Mr Ammunson said the commission was working with tertiary institutions to improve results.

He said people should not be surprised that a wānanga was among the 20 institutions that were targeted last year.

"The wānanga sector, they do work with returning students who are looking after children and all sorts of things - the people that need the most help. They've been a fantastic bridge to bring those students into the system," he said.

'Radical shift' needed

Mr Ammunson said the commission would again threaten to withhold funding from institutions later this year when it examined institutions' results.

He said the commission was encouraging tertiary institutions to learn from the example of Georgia State University in Atlanta in the US, which had eliminated disparities between different ethnic groups over a period of about nine years.

It had achieved that by monitoring student data to spot factors most strongly linked to failure, he said.

Commission papers released to RNZ under the Official Information Act said the goal of equity by 2022 would require a "radical shift".

"We've been open about the fact that this is an aspirational target. The shifts to achieve parity in some parts of the system are huge: we need to see qualification completion rate shifts of up to 20 percent in some TEOs," a document said.
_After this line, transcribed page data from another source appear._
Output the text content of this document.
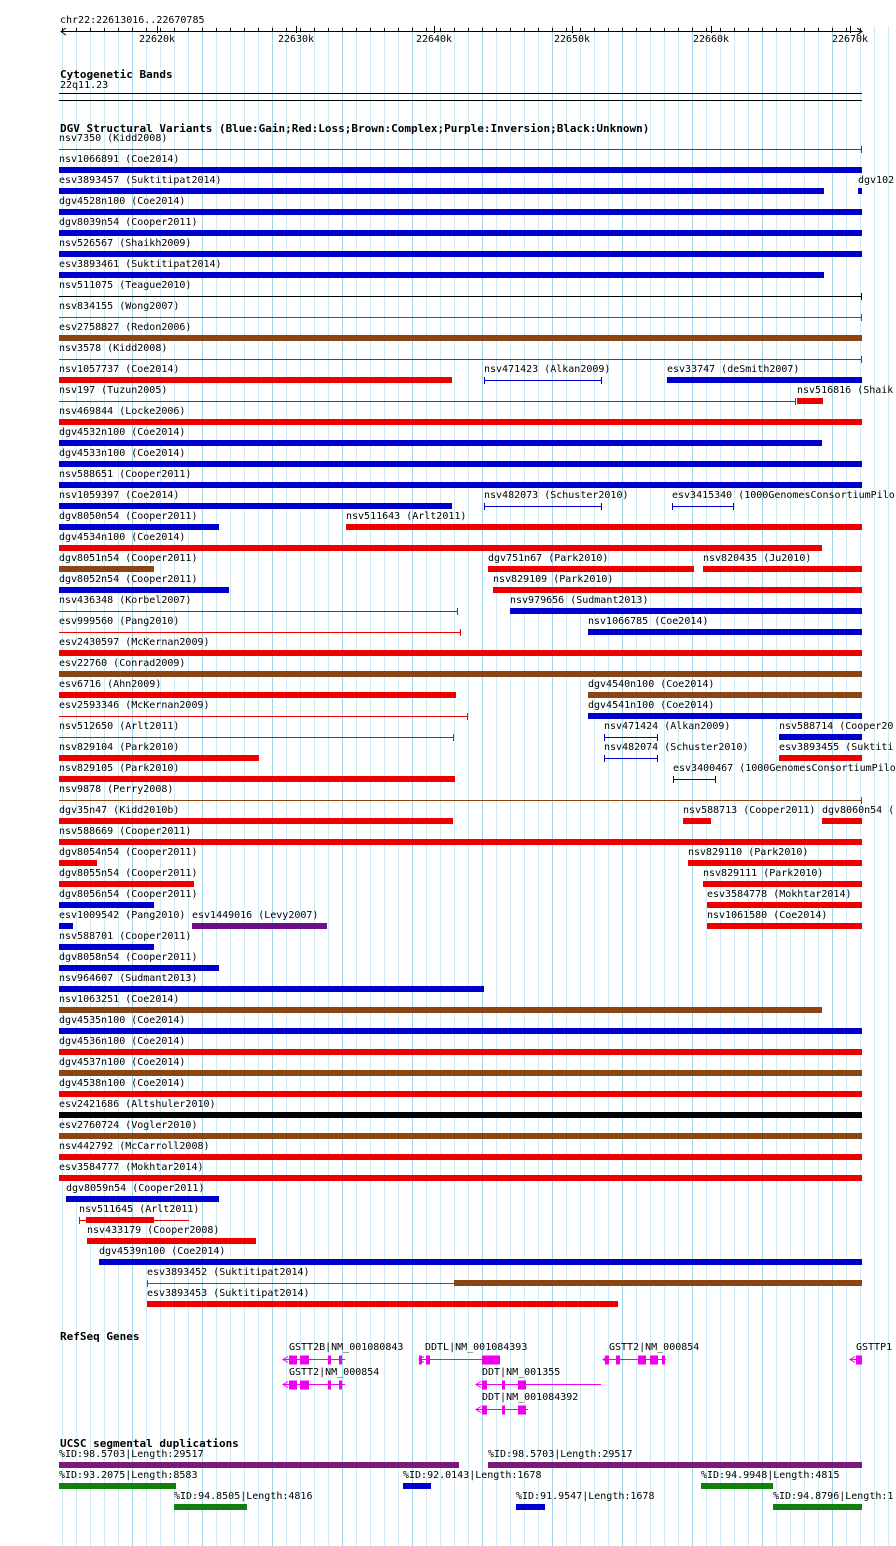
chr22:22613016..22670785
22620k	22630k	22640k	22650k	22660k	22670k
Cytogenetic Bands
22q11.23
DGV Structural Variants (Blue:Gain;Red:Loss;Brown:Complex;Purple:Inversion;Black:Unknown)
RefSeq Genes
UCSC segmental duplications
nsv7350 (Kidd2008)
nsv1066891 (Coe2014)
esv3893457 (Suktitipat2014)	dgv102
dgv4528n100 (Coe2014)
dgv8039n54 (Cooper2011)
nsv526567 (Shaikh2009)
esv3893461 (Suktitipat2014)
nsv511075 (Teague2010)
nsv834155 (Wong2007)
esv2758827 (Redon2006)
nsv3578 (Kidd2008)
nsv1057737 (Coe2014)	nsv471423 (Alkan2009)	esv33747 (deSmith2007)
nsv197 (Tuzun2005)	nsv516816 (Shaik
nsv469844 (Locke2006)
dgv4532n100 (Coe2014)
dgv4533n100 (Coe2014)
nsv588651 (Cooper2011)
nsv1059397 (Coe2014)	nsv482073 (Schuster2010)	esv3415340 (1000GenomesConsortiumPilo
dgv8050n54 (Cooper2011)	nsv511643 (Arlt2011)
dgv4534n100 (Coe2014)
dgv8051n54 (Cooper2011)	dgv751n67 (Park2010)	nsv820435 (Ju2010)
dgv8052n54 (Cooper2011)	nsv829109 (Park2010)
nsv436348 (Korbel2007)	nsv979656 (Sudmant2013)
esv999560 (Pang2010)	nsv1066785 (Coe2014)
esv2430597 (McKernan2009)
esv22760 (Conrad2009)
esv6716 (Ahn2009)	dgv4540n100 (Coe2014)
esv2593346 (McKernan2009)	dgv4541n100 (Coe2014)
nsv512650 (Arlt2011)	nsv471424 (Alkan2009)	nsv588714 (Cooper20
nsv829104 (Park2010)	nsv482074 (Schuster2010)	esv3893455 (Suktiti
nsv829105 (Park2010)	esv3400467 (1000GenomesConsortiumPilo
nsv9878 (Perry2008)
dgv35n47 (Kidd2010b)	nsv588713 (Cooper2011) dgv8060n54 (
nsv588669 (Cooper2011)
dgv8054n54 (Cooper2011)	nsv829110 (Park2010)
dgv8055n54 (Cooper2011)	nsv829111 (Park2010)
dgv8056n54 (Cooper2011)	esv3584778 (Mokhtar2014)
esv1009542 (Pang2010) esv1449016 (Levy2007)	nsv1061580 (Coe2014)
nsv588701 (Cooper2011)
dgv8058n54 (Cooper2011)
nsv964607 (Sudmant2013)
nsv1063251 (Coe2014)
dgv4535n100 (Coe2014)
dgv4536n100 (Coe2014)
dgv4537n100 (Coe2014)
dgv4538n100 (Coe2014)
esv2421686 (Altshuler2010)
esv2760724 (Vogler2010)
nsv442792 (McCarroll2008)
esv3584777 (Mokhtar2014)
dgv8059n54 (Cooper2011)
nsv511645 (Arlt2011)
nsv433179 (Cooper2008)
dgv4539n100 (Coe2014)
esv3893452 (Suktitipat2014)
esv3893453 (Suktitipat2014)
GSTT2B|NM_001080843 DDTL|NM_001084393	GSTT2|NM_000854	GSTTP1
GSTT2|NM_000854	DDT|NM_001355
DDT|NM_001084392
%ID:98.5703|Length:29517	%ID:98.5703|Length:29517
%ID:93.2075|Length:8583	%ID:92.0143|Length:1678	%ID:94.9948|Length:4815
%ID:94.8505|Length:4816	%ID:91.9547|Length:1678	%ID:94.8796|Length:1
It said the commission had researched effective ways of raising achievement and was partnering with the University of Waikato, Waikato Institute of Technology and Te Wānanga o Raukawa.

Massey University said it was last year threatened with loss of funding.

A commission document said the degree completion rate for Pasifika students at Massey last year was 19.4 percent. It said the completion rate for Pasifika students across the eight universities was 19.7 percent points lower than for non-Māori and non-Pasifika students.

"Massey is now undertaking work to understand its data, review its programmes with a view to addressing parity and has the support and drive of its leadership team," a commission document said.

Te Whare Wānanga o Awanuiārangi chief executive Wiremu Doherty said his institute was targeted last year because of achievement rates in one of its programmes.

"We worked closely with the TEC, who agreed we had the appropriate systems and processes in place to increase performance levels in the programme moving forward, and no funding was withheld," he said.

Prof Doherty said course completion rates in the programme had increased by nearly ten percent from 2014 to 2017.

The commission said six polytechnics were among the 20 institutes threatened with funding cuts, but only four identified themselves to RNZ.

They were Ucol, Waikato, Whitireia and the Open Polytechnic.

The remaining institutes denied they were warned by TEC last year that they might lose funding.

Waikato Institute of Technology was now working with the commission to test new ways of tackling underachievement and its acting chief executive David Christiansen said the threat of withholding funding showed the commission was serious.

"At the time, I must admit, my first reaction was 'well, that's silly, you've penalised an institution most which can't afford to lose that money'," he said.

But Mr Christiansen said he later learned the commission was doing a lot of work to show institutions how they could improve their results and Wintec was now working with the commission to improve its results by close monitoring to spot when students were at risk of dropping out.

"It's great because they're showing real leadership on it and real commitment to actually closing the gap," he said.

Independent Tertiary Education New Zealand is a group representing most private tertiary institutions. Its president Craig Musson said student pass rates were not entirely in their control.

"The funding bodies have to realise that it's not just one-way. It's not just up to the provider to do this. There's a lot of factors that come into it. There's families, there's the students themselves, there's the schools, there's a lot of things that are happening that they all have to fit together so that the achievements can go from where they are now to keep climbing," he said.

"We certainly realise that we've got to reach higher achievement outcomes and the majority of providers are working towards that."